Circumcision practices vary widely due to different cultural and religious expectations that exist. Medical groups around the world that discuss circumcision acknowledge the same facts surrounding circumcision, but they highlight some aspects for and against circumcision differently to either encourage, discourage, or remain neutral about the practice. Some facts are more relevant in other countries than in the United States; for example, the local rate of HIV infection will make circumcision more or less valuable.

Here we will list evidence-based statements surrounding circumcision in a neutral manner and allow you to draw your own conclusions.

  • Circumcision is associated with a lower risk of HIV transmission in HIV endemic locations like Africa. In the U.S., the overall incidence of HIV is so low that circumcision has yet to show a protective benefit, even in populations that are more at risk for HIV, such as men who have sex with men.
  • Circumcision is protective against invasive penile cancer. However, the rate of penile cancer in the U.S. is 1/100,000 men.
    • 50% of those penile cancers are caused by HPV 16 and 18, similarly to cervical cancers. We now vaccinate against those subtypes with the GARDASIL vaccine.
    • Widespread adopted vaccination with GARDASIL would provide a more protective benefit against penile cancers as well as reduction in smoking and proper hygienic practices.
  • 3% of uncircumcised males will get a urinary tract infection (UTI) compared to about 1% of baby girls and circumcised boys. Circumcision only reduces the risk during the first year of life and most UTIs are easily treatable.
  • Circumcision of males does reduce the risk of transmitting certain infections to female partners: HPV (a cause of cervical cancer), herpes, chlamydia, and syphilis.
  • Phimosis occurs when the skin around the glans penis becomes scarred/swollen/painful and is unable to retract. This can occur in about 1% of uncircumcised males. There are also cases of phimosis occurring in circumcised males due to the scarring from the procedure (mainly the Gomco clamp method); however, the true incidence of this is unknown. There are multiple steps that males can take to reduce their risk of phimosis – whether circumcised or uncircumcised. The cure for phimosis is circumcision.

Known risks of circumcision include: bleeding, infection, need for repeat surgery, meatal stenosis, and partial loss of penis.

There is no quality evidence that circumcision reduces sexual pleasure.
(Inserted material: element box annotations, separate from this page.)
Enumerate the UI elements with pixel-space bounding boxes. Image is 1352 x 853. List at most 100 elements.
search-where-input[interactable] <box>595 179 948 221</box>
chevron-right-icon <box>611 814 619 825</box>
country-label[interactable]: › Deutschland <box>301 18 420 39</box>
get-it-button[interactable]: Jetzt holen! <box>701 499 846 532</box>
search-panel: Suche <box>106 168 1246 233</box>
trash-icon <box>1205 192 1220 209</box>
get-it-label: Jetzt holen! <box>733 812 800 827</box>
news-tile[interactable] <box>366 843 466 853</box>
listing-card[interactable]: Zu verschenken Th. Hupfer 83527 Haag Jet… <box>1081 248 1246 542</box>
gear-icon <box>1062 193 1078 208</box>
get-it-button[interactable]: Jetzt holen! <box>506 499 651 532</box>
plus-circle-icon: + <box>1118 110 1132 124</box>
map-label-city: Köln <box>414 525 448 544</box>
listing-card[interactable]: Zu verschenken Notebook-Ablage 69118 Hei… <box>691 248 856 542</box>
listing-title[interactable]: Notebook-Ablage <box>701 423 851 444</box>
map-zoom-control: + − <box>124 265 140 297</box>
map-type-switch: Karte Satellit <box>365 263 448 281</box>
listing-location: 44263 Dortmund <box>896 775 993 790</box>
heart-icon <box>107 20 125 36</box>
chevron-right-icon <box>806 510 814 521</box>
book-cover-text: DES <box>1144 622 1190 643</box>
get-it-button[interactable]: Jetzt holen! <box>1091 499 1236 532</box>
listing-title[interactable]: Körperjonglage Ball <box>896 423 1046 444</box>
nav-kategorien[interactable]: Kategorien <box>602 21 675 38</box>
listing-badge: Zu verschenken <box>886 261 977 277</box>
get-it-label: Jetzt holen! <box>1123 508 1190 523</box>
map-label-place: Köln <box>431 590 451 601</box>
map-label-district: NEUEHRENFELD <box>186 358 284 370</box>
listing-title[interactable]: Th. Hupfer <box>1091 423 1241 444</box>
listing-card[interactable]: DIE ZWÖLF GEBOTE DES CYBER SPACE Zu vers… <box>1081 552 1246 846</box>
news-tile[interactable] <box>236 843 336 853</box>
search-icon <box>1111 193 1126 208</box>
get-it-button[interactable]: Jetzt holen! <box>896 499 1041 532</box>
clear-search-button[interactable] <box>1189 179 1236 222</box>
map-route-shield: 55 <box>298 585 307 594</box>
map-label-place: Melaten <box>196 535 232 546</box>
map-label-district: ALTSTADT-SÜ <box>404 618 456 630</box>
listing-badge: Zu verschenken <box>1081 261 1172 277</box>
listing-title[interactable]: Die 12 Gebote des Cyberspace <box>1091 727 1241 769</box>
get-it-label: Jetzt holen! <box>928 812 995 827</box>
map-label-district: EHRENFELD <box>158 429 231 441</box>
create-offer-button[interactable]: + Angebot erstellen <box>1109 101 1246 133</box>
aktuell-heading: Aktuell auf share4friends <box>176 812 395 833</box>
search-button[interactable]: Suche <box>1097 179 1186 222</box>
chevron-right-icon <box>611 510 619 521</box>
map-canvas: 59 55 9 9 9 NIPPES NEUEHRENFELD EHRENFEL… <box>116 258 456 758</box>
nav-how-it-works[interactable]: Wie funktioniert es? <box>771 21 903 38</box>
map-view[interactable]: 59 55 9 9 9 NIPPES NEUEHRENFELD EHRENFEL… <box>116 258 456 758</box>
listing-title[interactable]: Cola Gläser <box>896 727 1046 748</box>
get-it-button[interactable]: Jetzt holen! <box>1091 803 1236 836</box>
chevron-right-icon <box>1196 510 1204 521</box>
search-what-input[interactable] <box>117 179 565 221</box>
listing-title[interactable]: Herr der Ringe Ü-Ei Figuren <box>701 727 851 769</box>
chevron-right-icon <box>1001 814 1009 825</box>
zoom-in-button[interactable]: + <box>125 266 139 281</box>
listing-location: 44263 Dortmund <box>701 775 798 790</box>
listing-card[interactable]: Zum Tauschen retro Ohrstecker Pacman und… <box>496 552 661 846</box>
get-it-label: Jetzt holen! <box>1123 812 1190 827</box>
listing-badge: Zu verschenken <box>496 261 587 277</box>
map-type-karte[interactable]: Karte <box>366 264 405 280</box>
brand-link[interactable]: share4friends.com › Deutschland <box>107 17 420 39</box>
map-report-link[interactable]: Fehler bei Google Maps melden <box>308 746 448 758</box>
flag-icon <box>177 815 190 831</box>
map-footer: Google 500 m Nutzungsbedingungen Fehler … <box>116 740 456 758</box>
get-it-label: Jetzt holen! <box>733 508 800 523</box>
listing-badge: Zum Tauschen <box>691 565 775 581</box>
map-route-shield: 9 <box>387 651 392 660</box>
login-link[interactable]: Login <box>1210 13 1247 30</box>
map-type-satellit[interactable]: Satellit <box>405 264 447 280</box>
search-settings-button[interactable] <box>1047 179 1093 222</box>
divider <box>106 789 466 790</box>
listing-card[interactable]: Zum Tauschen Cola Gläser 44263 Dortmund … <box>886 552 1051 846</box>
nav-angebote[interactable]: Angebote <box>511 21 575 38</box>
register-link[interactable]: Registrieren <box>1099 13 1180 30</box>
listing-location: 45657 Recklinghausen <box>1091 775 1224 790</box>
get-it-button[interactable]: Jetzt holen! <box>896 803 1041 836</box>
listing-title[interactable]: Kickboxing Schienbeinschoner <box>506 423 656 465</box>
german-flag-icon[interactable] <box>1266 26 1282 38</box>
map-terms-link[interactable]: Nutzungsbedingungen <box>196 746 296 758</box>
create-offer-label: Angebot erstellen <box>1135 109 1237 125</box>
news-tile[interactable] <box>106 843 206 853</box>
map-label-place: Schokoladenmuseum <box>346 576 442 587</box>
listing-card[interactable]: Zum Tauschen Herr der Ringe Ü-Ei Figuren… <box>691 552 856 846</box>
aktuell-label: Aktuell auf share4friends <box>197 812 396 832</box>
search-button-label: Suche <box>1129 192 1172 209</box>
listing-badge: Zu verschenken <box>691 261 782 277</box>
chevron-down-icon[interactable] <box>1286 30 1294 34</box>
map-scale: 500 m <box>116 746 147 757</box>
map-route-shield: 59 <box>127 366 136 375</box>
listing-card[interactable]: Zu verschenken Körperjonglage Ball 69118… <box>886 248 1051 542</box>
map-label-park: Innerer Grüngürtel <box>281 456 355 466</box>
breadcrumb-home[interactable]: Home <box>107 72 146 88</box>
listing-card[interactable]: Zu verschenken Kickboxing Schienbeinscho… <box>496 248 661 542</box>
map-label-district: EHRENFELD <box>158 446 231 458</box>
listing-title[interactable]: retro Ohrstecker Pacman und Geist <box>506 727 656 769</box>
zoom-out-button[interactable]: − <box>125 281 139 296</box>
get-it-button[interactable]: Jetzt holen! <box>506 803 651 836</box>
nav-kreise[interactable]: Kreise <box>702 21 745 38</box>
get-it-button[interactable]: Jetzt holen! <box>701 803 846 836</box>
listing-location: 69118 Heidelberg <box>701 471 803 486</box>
Newborns, of course, cannot directly consent to receiving circumcision, though this is true of many things and parents ultimately have a duty and right to make decisions on behalf of their children that involve their health or safety.

A lot of the claims of benefit and harm regarding circumcision are exaggerated. Most men in the world are not circumcised. The CDC states that in 2010 in the U.S., 58.3% of men were circumcised, and in first world countries, we don’t really see significant health differences. Obviously, you may have a religious preference for circumcision. Discuss these issues with your doctor for and make a decision you feel is best for you and your son.